The chemotherapeutic agent doxorubicin induces brain senescence, with modulation by APOE genotype.

ABSTRACT

Many cancer patients experience serious cognitive problems related to their treatment, which can greatly affect their quality of life. The molecular mechanisms of this cancer chemotherapy-induced cognitive impairment (CICI) are unknown, thus slowing the development of preventative approaches. We hypothesized that cancer chemotherapies could induce cellular senescence in the brain, creating a pro-inflammatory environment and damaging normal brain communication. We tested this hypothesis using the common chemotherapeutic agent doxorubicin in two independent mouse models. In the first model, we used mice that express tdTomato under the pdkn2a (p16) promoter; p16 is a regulator of cellular senescence, and its upregulation is denoted by the presence of fluorescently tagged cells. Two weeks after exposure to three doses of 5 mg/kg doxorubicin, the number of tdTomato positive cells were increased nearly three-fold in both the cerebral cortex and the hippocampus. tdTomato staining co-localized with neurons, microglia, oligodendrocyte precursor cells, and endothelial cells, but not astrocytes.

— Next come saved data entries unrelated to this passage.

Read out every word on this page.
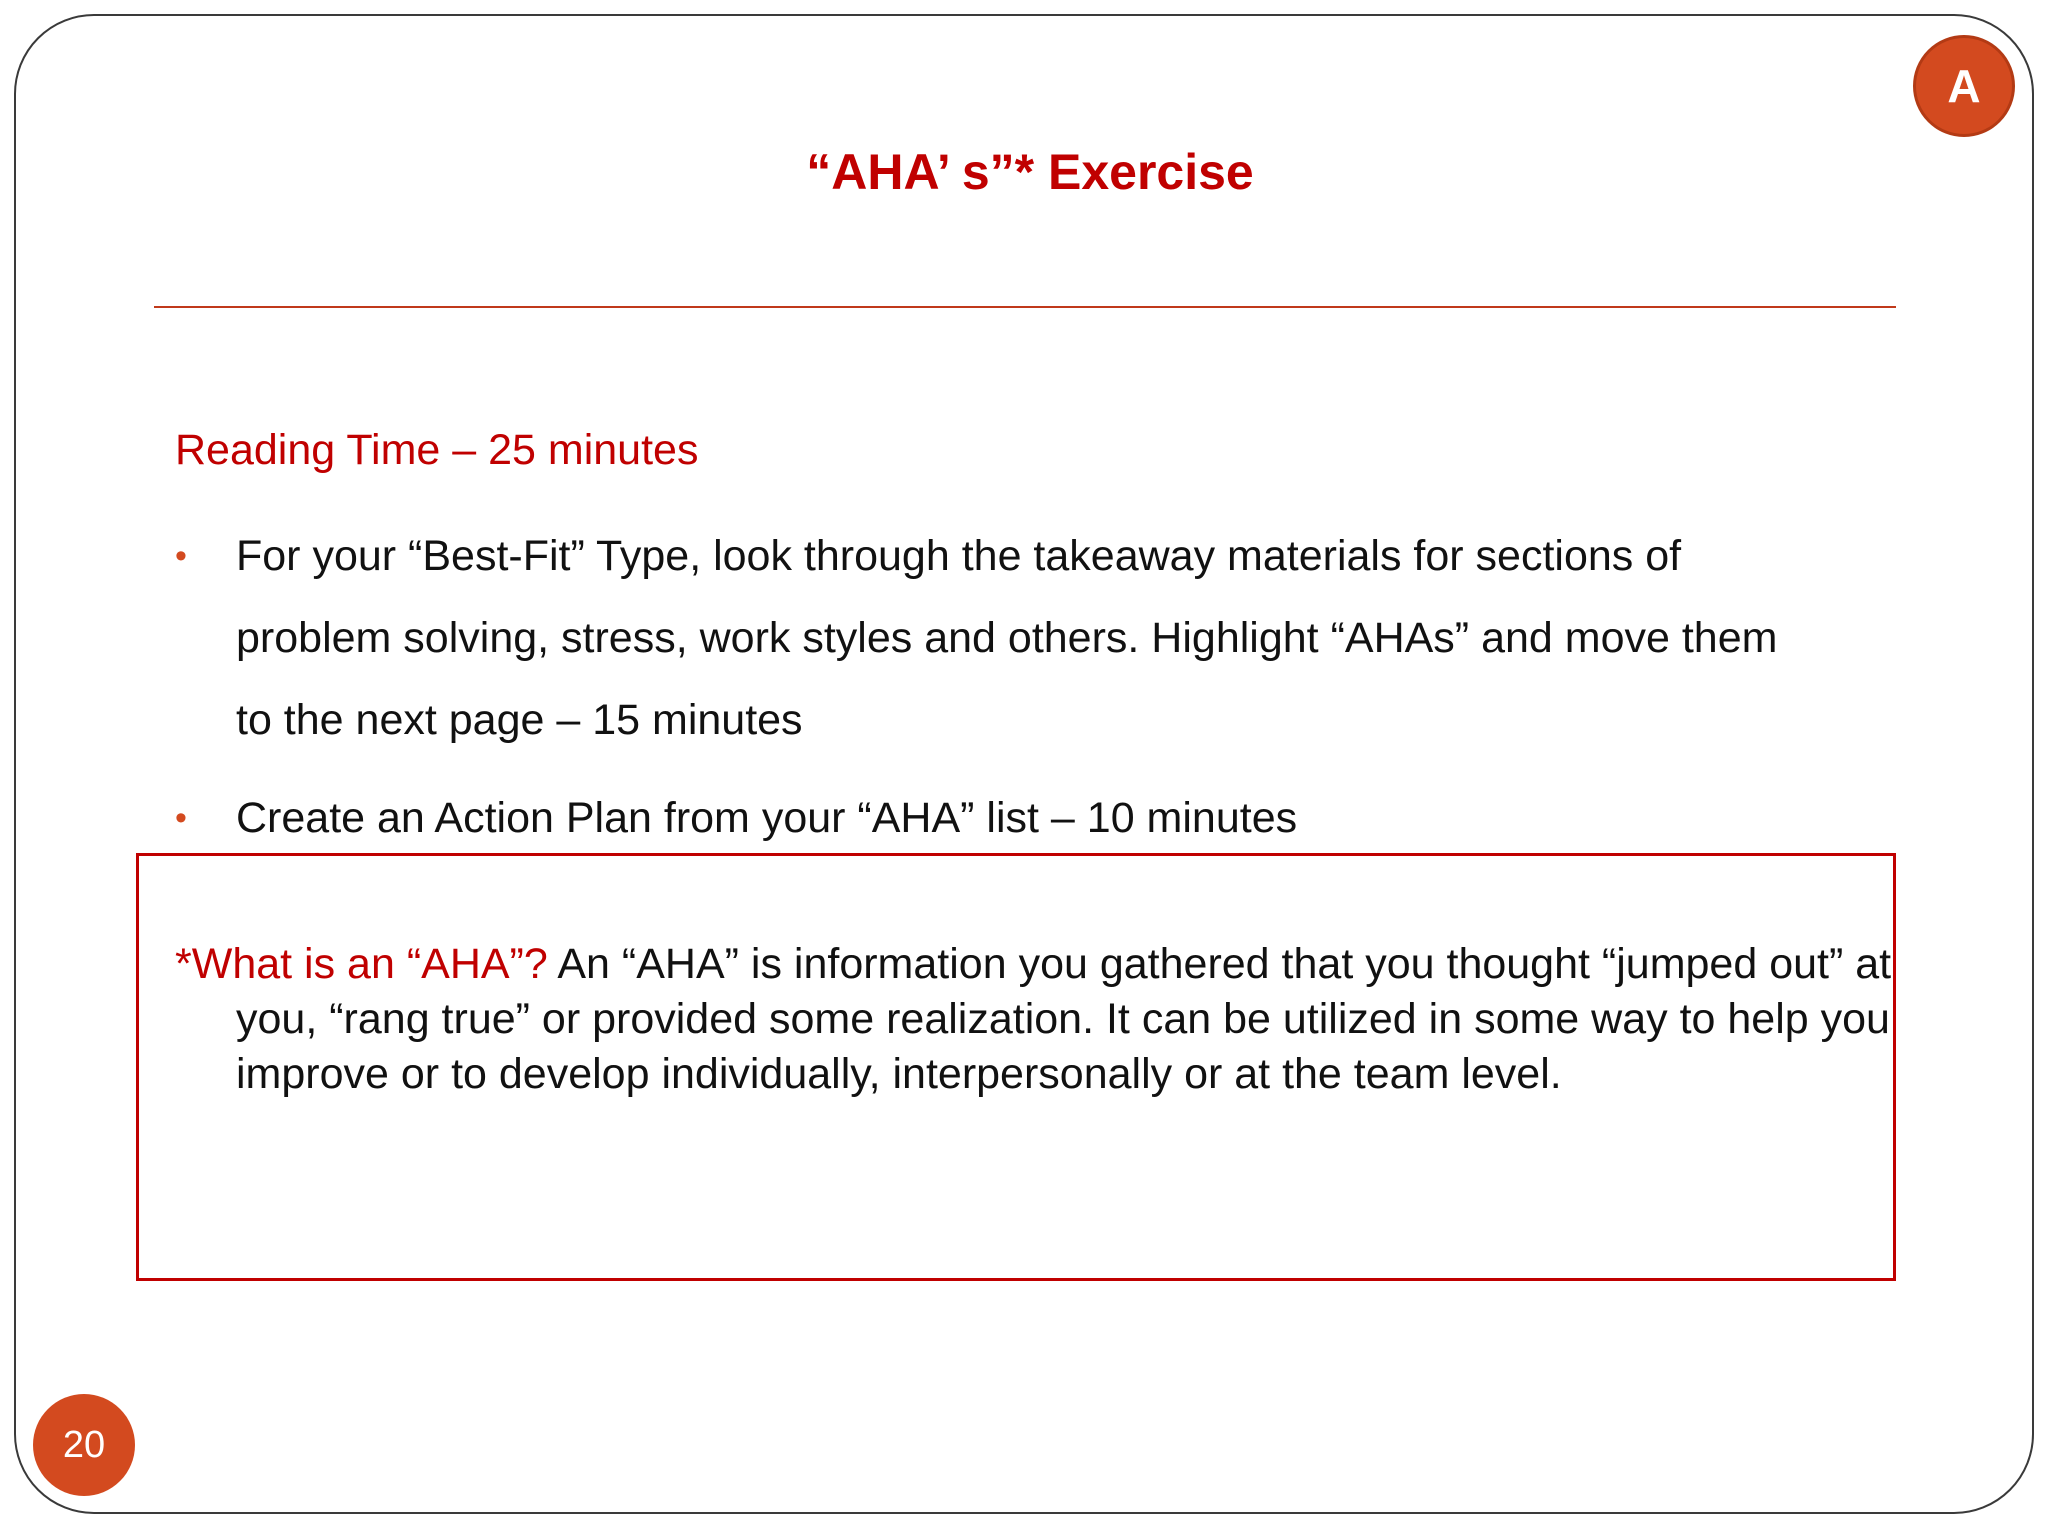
A
“AHA’ s”* Exercise

Reading Time – 25 minutes

• For your “Best-Fit” Type, look through the takeaway materials for sections of problem solving, stress, work styles and others. Highlight “AHAs” and move them to the next page – 15 minutes
• Create an Action Plan from your “AHA” list – 10 minutes

*What is an “AHA”? An “AHA” is information you gathered that you thought “jumped out” at you, “rang true” or provided some realization. It can be utilized in some way to help you improve or to develop individually, interpersonally or at the team level.

20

In the second model, we used APOE knock-in mice, since the APOE4 allele is a risk factor for CICI in humans and mouse models. We isolated RNA from the cerebral cortex of APOE3 and APOE4 mice from one to 21 days after a single dose of 10 mg/kg doxorubicin. Using NanoString analysis of over 700 genes related to neuroinflammation and RT-qPCR analysis of cerebral cortex transcripts, we found two-fold induction of four senescence-related genes at three weeks in the APOE4 mice compared to the APOE3 control mice p21(cdkn1a), p16, Gadd45a, and Egr1. We conclude that doxorubicin promotes cellular senescence pathways in the brain, supporting the hypothesis that drugs to eliminate senescent cells could be useful in preventing CICI.